Azur 1/72 Martin 167 Maryland






Two aircraft


Scott Van Aken


Short run with resin bits.


Built pretty much to the same specs that produced the A-20 and B-25, the Martin type 167 was tested as the XA-22, but not accepted by the USAAC. With the clouds of war looming on the horizon, the French realized that they were woefully short of modern military aircraft so were buying anything that looked promising. Among the planes they bought was the Martin 167, 111 of them being purchased straight off the drawing board, with another 100 added when the results of testing were finished.

Eventually 140 aircraft arrived in France before the collapse, many of them being flown out of occupied territory before the armistice and later serving with the Vichy Air Force. Those not delivered to the French were bought by the British who added another 75 to the order and it went into RAF service as the Maryland. An additional 150 upgraded versions were bought as the Maryland II and these served mostly in the Desert air forces, though some also performed as target tugs back in the UK.
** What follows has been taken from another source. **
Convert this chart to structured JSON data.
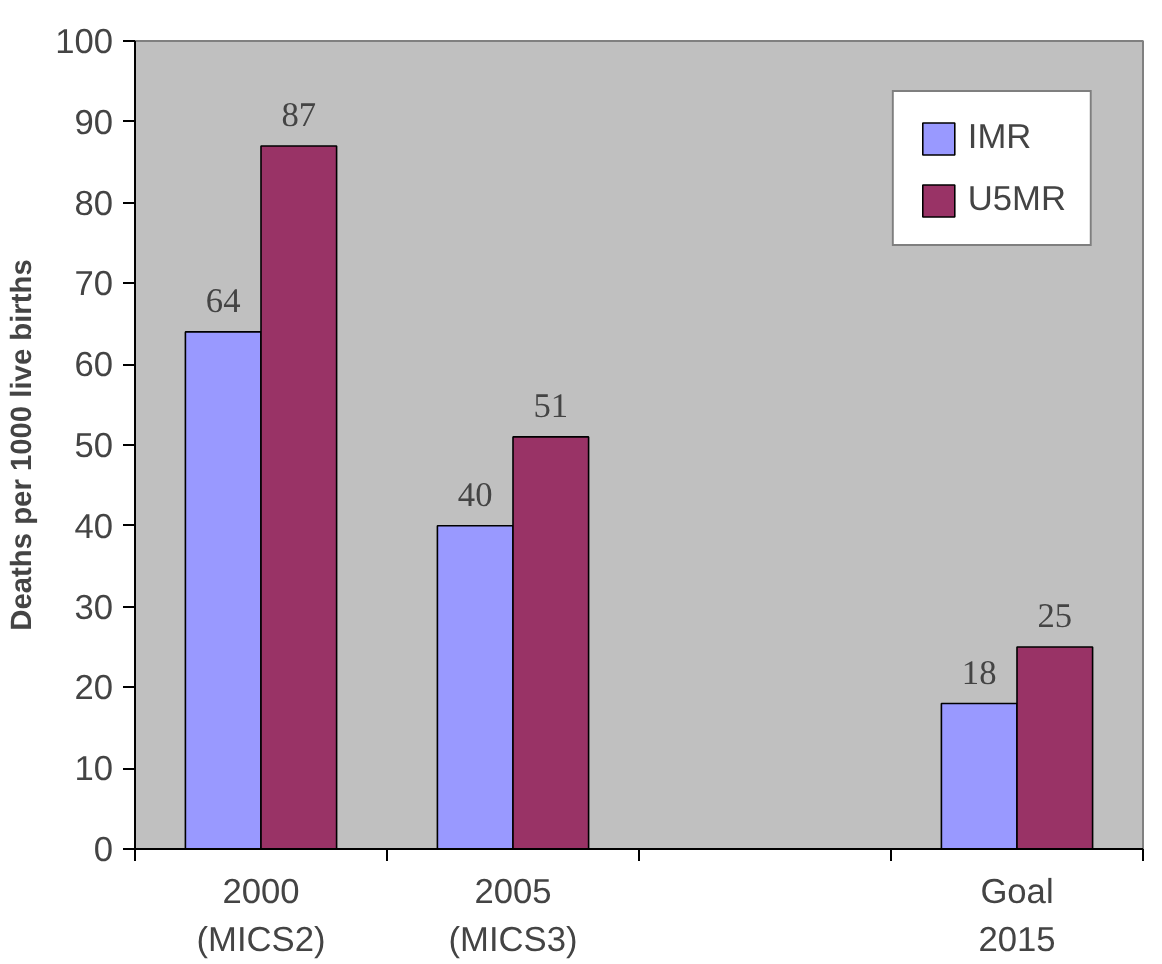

Up until now, the only models we have had of this are the superb Koster vacuform kit in 1/48 and the very basic Frog 1/72 version. This kit ups the ante on the Frog kit with a great deal more detail and more modern tooling. Thankfully, this one has injected plastic clear bits as doing all that greenhouse area in vac plastic isn't my idea of a lot of fun. Interestingly, there is not much in the way of resin for this kit. only the props, some interior bits, antennas and engine exhaust are in this material. I'm not real keen on the separate hub and blades of the propellers as I can never seem to get those quite right. Those of you with the old Frog kit may want to rob the props from there as they looked pretty accurate. Perhaps Aeroclub does replacements.....

One part that I think should have been done in resin are the engines as while they are OK, they are not really that well detailed. They are 9 cylinder radials and my limited references state that the plane had Pratt & Whitney R-1830s. If memory serves me, those were 14 cylinder, twin row radials so should have 7 cylinders showing in the engine face. That being the case, you may want to consider replacing the kit items with something more appropriate.
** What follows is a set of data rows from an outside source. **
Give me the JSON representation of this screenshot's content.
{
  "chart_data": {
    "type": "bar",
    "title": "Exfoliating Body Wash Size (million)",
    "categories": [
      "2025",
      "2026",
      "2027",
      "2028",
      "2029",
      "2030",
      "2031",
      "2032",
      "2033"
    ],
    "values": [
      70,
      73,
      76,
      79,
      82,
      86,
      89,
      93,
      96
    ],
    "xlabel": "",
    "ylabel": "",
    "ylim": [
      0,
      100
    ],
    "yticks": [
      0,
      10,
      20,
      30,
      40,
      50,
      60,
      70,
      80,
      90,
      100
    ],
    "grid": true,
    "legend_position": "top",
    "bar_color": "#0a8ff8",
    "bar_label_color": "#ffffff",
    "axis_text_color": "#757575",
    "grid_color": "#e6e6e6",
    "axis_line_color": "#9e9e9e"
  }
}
You'll also have to spruce up the main gear wells as there really isn't anything in there but a place to glue the strut. The engine nacelles are an interesting construct as they are split vertically instead of horizontally as is the norm. This should make nacelle to wing mating a bit more precise. It will be most interesting to see how this all turns out.

The instructions are quite typical of the MPM family of models with the usual pictorial diagrams and color information. Decals are superbly done and it looks like they finally have the blue dark enough. You get markings for the box art plane, but you'll have to paint on the red and yellow Vichy stripes. A nice touch is that there are separate serials for the rudder in case you wish to paint those stripes as well. The other markings are for a generic desert air force plane in dark earth and middle stone over azure blue. Interestingly, there are no under wing roundels for the RAF version. I would have though they'd be carried but again, I have little in the way of references on this plane.



Regardless of which option you choose, it should make into a very nice model. I've always like the Maryland and am pleased to see a more up-to-date version of it finally hitting the shelves. If you have built short run kits before, then this one should pose no problems as it seems pretty straight-forward, thanks to the minimal resin and lack of vac clear bits.

Review kit courtesy of my kit collection.